Wciąż uczucia swoje chował.
Czemu szybko odchodziła?
Ładna. 
Czego się wstydziła?
Czekał. 
Ona też czekała.
Patrzył. 
Ona to widziała.
Mówił. 
Ona rozumiała.
Śmiał się. 
Ona też się śmiała.
Nie chciał żeby odchodziła.
Wierzył. 
Ona nie wierzyła.

środa, 19 lutego 2014

Placki ziemniaczane i uszczerbek na zdrowiu

Ze wsi przyjechało całe jarzynowo,
trzeba spożytkować je rozsądnie- z głową.
Wczoraj po śniadaniu i przy ucieraniu
na zwykłym tarełku, stojąc przy krzesełku
tarło ciach zrobiło- palca uszkodziło.
Nic to- myślę sobie, dalej swoje robię,
dalej wszystko ścieram, wtem prawie zaklęłam!
Drugi raz! To boli! Ancia miny stroi...
Tarło się uparło i naskórek zdarło!

Nie, nie będę się tak męczyć,
tarło trzeba przezwyciężyć,
AncięMamcię rozbuchało,
teraz to się doigrało...
Tarło nic się nie domyśla,
na termomix kolej przyszła.
Mogło palce me oszczędzić,
teraz może sobie zrzędzić!

Będę slim, będę fit
i to wcale nie jest kit!
Nie jest również to reklama,
bo termomix znam ja sama.
Kilka lat się tak wahałam
i w pokazach udział brałam,
teraz się zdecydowałam,
bo na tarle krzywd doznałam.
I tarełko pretekst dało,
będzie teraz w kącie stało :P

wtorek, 18 lutego 2014

Formułka na nerwa nr 30

Stok. Śnieg. Zima.
Jego mina.
Czy się boi?
Ledwie stoi.
Zaraz sprawdzę
ileś warty,
boś na nogi
zapiął narty.

(I jak zwykle
wymuskany
w nowe trendy
jest przebrany).
Na co zda się
przebieranie,
aby ważne
jest ubranie?

Niech ze stoku
szybko znika!
Niech przekona
mnie technika!
Niech pokaże
co jest warty!
(kiedyś w locie
zgubił majty!)

Sunie. Jedzie
coraz szybciej.
I zaciska
mocniej knykcie.
Co ja widzę???
Cóż wyprawia???
Znów zapuścił
gdzieś żurawia...
Znowu skupić
się nie umie,
choć na nartach
szybko sunie...

Przez to, że się
czymś rozproszył-
nie! Nie będzie
się panoszył!
Będą słowa
i zaklęcia!
Nowe będą
przedsięwzięcia...

Formułka na nerwa nr 29

Kara trochę się odwlekła
nie myśl sobie, że uciekła!
Proszę bardzo już serwuję-
czytaj co Ci wypisuję:
za małego ubierz buta,
i grubego zegnij druta,
niech się Twoje czoło spoci,
jak się AnciMamci psoci!
Niech muskuły Ci się prężą,
może nawet niech zwyciężą!
Bo wysiłek Ci wskazany,
za to żeś nieusłuchany!

Zgiąłeś wreszcie tego druta
i wcisnąłeś stopę w buta...
Godne widzę poświęcenie...
plamy potu...Twe odzienie...
lekko teraz rozwichrzone,
artystycznie pogniecione...

Dobrze, basta!

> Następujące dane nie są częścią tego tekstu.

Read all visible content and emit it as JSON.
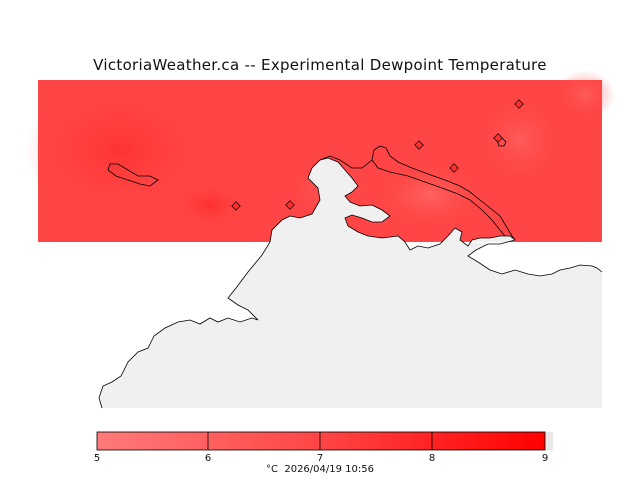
{
  "title": "VictoriaWeather.ca -- Experimental Dewpoint Temperature",
  "legend": {
    "ticks": [
      "5",
      "6",
      "7",
      "8",
      "9"
    ],
    "unit": "°C",
    "timestamp": "2026/04/19 10:56",
    "colors": [
      "#ff7f7f",
      "#ff6666",
      "#ff4c4c",
      "#ff2a2a",
      "#ff0000"
    ]
  },
  "colors": {
    "field": "#ff4545",
    "field_dark": "#ff3030",
    "field_light": "#ff5a5a",
    "land": "#f0f0f0",
    "coast": "#000000",
    "station": "#ff2f2f"
  },
  "stations": {
    "count": 7,
    "icon": "diamond-marker-icon"
  }
}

Niech Ci będzie!
Nie podskakuj nigdy więcej!

poniedziałek, 17 lutego 2014

Powrót

Wpierw osiedle zobaczyłam...
ledwie stopę postawiłam
coś sobie uświadomiłam,
jednak trochę się stęskniłam...!
Za mieszkaniem kontrastowym
w sumie prawie całkiem nowym,
za moimi kolorami,
czerwieniami i czerniami
i za bielą i za złotem,
za zielenią zaraz potem...
Tak więc jestem.
Powróciłam.
I za Wami też tęskniłam ::)

środa, 5 lutego 2014

Piorun

Dłuuuugie wąsy, kocie oczy
któż to po dywanie kroczy?
To Kocisko! Niesłychane!
Bo Piorunem jest nazwane!
Czarrrrny, miękki, aksamitny,
zwinny, szybki jest i sprytny.
Z przodu zdobi go krawatka,
biała, mała, miła łatka.
Mruczy sobie coś pod nosem,
patrzy mętnie gdzieś ukosem.
Nic uwagi mu nie umknie,
leeeeży, pręży się wciąż dumnie.
Własny oooogon go ciekawi,
przez to często się nim bawi.
Mordka, łapka, koci grzbiet
Piorun znów przeciąga się.
Właśnie wskoczył mi na brzuch,
teraz ja wytężam słuch.
Cztery łapy przewieszone
i Kocisko ułożone.
Drzemki znów mu się zachciało
i mruczenia było mało.
Głowa na bok przechylona
w gruby sweter jest wtulona.
Słyszę...Piorun mruczy cicho...
tłumię w sobie lekki chichot.
Ogon sam mu podskakuje
Tak się Piorun relaksuje.
Cicho sza...niech dalej drzemie...
Nie...pozycji swej nie zmienię...

wtorek, 4 lutego 2014

Pióro. Fioletowe.

Pióro. Fioletowe.
Czernią pisze
słowa nowe.
Gwiazdka dla mnie
zostawiła.
Chciała bym coś nim
kreśliła?
Inny może
zamiar miała?
Nie wiem co ta
Gwiazdka chciała.
Pióro jest
w dotyku miękkie.
Fioletowe.
Bardzo piękne.
Artystyczne
tworzy słowa
czarne i liryczne.


poniedziałek, 3 lutego 2014

Mucha

Mucha dziś się obudziła
do mieszkania się wprosiła
lata sobie przydżumiona,
bo za wcześnie obudzona.

Jakby w innym świecie była
przód swój z tyłem pomyliła
taka zdezorientowana
w słabym słońcu nie ogrzana.

Zabzyczała cicho mucha
frunie blisko mego ucha
teraz frunie etapami
ledwo macha dziś skrzydłami

praca muchy dziś mozolna
w szybę uderzyła z wolna...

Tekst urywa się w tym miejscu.